As the house drew closer she imagined the largest light at the front as the spirit's mouth, and all the smaller ones around it as its eyes. It seemed like a spider, then, with the angular corners of the house forming the crooks of its legs. For a moment Kiren was afraid, wondering whether there was a pit inside that house like the one Ilen Ra had thrown her into, but she swallowed her fear and set her eyes back on the path ahead of them. Staring at that house was only making her an enemy of her own imagination.

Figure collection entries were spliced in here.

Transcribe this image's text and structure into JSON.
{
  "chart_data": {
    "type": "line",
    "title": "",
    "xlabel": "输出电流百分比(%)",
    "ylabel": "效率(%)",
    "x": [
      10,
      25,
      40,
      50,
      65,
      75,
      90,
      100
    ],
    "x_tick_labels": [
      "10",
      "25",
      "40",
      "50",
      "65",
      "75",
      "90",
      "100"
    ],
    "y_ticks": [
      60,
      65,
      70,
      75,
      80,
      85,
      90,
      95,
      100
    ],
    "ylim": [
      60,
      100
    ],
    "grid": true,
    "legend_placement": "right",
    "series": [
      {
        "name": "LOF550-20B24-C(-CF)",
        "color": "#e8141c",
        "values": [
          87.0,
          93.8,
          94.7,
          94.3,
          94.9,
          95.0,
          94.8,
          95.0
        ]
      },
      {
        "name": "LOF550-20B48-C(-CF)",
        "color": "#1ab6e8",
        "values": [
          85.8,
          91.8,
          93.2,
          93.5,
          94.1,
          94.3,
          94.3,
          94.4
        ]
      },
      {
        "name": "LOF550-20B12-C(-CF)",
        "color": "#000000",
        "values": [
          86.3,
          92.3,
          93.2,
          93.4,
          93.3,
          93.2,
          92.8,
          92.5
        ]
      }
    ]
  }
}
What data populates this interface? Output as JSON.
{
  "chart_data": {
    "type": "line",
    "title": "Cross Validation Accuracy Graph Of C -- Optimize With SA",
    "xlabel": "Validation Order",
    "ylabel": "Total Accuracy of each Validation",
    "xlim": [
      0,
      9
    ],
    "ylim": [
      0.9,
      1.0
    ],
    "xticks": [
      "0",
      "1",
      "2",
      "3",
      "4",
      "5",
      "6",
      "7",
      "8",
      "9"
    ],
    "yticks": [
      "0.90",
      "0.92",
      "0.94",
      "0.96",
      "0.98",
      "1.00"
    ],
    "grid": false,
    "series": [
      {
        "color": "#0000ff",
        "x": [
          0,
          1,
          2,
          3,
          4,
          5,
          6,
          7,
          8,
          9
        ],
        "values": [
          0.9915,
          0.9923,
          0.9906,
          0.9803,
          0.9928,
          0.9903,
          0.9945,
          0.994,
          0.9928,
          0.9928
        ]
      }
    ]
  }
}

The high priest called Thakayn had eventually taken the lead after watching her for most of the journey, and now he was speaking to one of his warriors in hushed tones. Kiren could understand a few words in the Sun People's tongue, and she had been getting better at it during their time on the river, but she was not yet able to untangle the meaning of full conversations. Part of her was almost reluctant to try, for it was Ilen Ra who had begun teaching her the language, and she had to think back to his lessons every time something confused her. She wanted nothing from that man, not even his knowledge.r />
Kiren glanced back over her shoulder to see the den mother and the dark-skinned high priest still walking a short distance behind them. Adel had been behaving strangely all afternoon. She'd spent a long time with that man now. He was strange, too, and not just because of the way he looked. He reminded Kiren of some of the men she had seen at the great gathering, and she wondered whether there were dark people like him everywhere in the world. The way Adel walked beside him, the way they seemed to talk, it was all wrong somehow. The den mother no longer seemed like the stern, tightly composed woman Kiren had known back in the valley.
She rubbed her sore wrists, frustrated by the lingering sting. The pain was taking far longer to fade than she would have expected, and thinking about Adel was not helping her mood. She'd still not forgiven the den mother for the way she had treated Vaya. But Vaya was gone, and Adel was her only friend in this strange land now.
Judging by the size of the village, Kiren had expected it to be roaring with life the same way the gathering had been, but as they drew nearer it seemed strangely subdued. The path had turned toward the settlement at a ford in the river, thickening and growing muddy with the tracks of the people who had waded across. Up ahead of them a line of men were rolling a huge log into the village, and when Kiren looked back she saw another handful of figures dismantling a raft made from similarly enormous lengths of timber.
They must be the ones from the forest village, she thought. Perhaps the Sun People brought all of their building wood from the forest, for she had seen no trees in this land large enough to make the canoes they used.